I’ve encountered a Supervisor
behaviour I find surprising.
In a few words, a library I’m working on had an issue where the entire app would shut down after too many errors in a process. All the processes are in a supervision tree with multiple nested supervisors, strategy: :one_for_one
and restart: :permanent
.
I appreciate that it might be the sensible thing to do, but I’m having troubles finding documentation on this.
My specific problem was that I had forgotten to declare a handle_info
clause in a genserver. I’m using Redis pub-sub and I was testing what happens when the Redis server is terminated while the mix app is still running.
The library I’m using, redix_pub_sub
, requires a running genserver to maintain the connection with Redis, which will receive a :disconnect
message if something interrupts the connection. Since I wasn’t handling it, stopping Redis caused a stream of errors.
The process would crash with a FunctionClauseError
for the missing handle_info
, then be restarted as expected, and then crash again for the same reason. I could verify that it would be restarted three times before a complete system failure.
After three restarts and errors, the application would give up and terminate with this message printed on the console:
[info] Application my_app_name exited: shutdown
This would affect that specific supervision tree only, and not the rest.

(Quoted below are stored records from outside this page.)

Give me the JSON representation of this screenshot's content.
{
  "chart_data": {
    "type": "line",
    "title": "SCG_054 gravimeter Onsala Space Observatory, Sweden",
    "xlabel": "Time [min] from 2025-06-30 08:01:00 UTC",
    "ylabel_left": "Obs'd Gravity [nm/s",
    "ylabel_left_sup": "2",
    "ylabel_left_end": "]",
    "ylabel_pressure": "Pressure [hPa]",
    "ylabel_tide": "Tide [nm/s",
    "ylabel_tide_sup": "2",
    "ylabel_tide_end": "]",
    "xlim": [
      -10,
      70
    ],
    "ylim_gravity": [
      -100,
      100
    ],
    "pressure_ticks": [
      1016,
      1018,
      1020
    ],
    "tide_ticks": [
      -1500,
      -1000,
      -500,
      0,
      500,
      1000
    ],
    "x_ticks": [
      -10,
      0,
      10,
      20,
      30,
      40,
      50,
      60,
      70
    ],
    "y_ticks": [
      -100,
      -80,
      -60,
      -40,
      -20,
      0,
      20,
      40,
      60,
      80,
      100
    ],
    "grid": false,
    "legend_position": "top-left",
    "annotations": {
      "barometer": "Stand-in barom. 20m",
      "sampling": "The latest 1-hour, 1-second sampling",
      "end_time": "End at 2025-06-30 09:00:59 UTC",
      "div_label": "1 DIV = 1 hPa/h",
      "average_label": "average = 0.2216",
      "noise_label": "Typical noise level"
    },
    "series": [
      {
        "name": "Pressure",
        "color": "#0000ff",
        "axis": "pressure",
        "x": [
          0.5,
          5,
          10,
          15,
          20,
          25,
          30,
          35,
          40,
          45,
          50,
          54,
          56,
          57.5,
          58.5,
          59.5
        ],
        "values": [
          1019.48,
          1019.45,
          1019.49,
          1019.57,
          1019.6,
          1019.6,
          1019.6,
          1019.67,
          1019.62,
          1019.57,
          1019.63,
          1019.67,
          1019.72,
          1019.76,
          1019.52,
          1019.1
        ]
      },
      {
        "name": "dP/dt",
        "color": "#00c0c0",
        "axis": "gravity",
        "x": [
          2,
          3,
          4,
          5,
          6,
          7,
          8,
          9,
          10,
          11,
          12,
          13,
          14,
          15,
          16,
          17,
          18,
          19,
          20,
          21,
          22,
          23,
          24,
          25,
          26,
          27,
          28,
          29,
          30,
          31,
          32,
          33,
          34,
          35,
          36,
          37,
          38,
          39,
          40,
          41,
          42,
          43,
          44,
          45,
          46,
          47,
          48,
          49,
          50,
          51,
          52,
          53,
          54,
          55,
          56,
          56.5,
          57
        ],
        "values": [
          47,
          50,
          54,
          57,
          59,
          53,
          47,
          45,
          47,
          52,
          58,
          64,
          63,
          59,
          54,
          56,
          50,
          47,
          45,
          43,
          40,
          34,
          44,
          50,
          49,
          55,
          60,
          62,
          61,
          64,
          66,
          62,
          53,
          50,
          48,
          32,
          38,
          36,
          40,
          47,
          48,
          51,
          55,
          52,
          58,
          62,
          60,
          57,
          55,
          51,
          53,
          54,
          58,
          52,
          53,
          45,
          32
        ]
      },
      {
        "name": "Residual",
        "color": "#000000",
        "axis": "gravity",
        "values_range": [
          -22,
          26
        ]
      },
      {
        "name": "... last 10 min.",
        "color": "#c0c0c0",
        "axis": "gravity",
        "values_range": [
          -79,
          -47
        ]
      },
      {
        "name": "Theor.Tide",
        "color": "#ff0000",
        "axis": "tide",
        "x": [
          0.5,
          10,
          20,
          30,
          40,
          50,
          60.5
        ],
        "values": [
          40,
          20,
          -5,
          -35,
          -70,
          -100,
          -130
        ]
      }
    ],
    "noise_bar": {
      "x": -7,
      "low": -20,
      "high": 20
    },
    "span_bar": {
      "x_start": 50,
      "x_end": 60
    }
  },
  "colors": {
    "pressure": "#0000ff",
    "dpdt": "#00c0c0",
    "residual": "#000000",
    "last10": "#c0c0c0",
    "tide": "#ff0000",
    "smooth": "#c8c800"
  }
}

If run inside iex -S mix
, for example, I could restart it with Application.ensure_started(:my_app_name)
.
Implementing the missing function clause solves the immediate problem, of course, but I am wondering if I can control the “shutdown everything” behaviour.
I can reproduce the issue by triggering other errors in quick sequence.
For example adding a 1 / 0
in function that I can trigger manually is “tolerated” and the supervisors do their job. Adding it in a callback that is invoked multiple times when a process starts, on the other hand, will take everything down.
As I said, this might be the most sensible thing to do, but I’d like to learn more.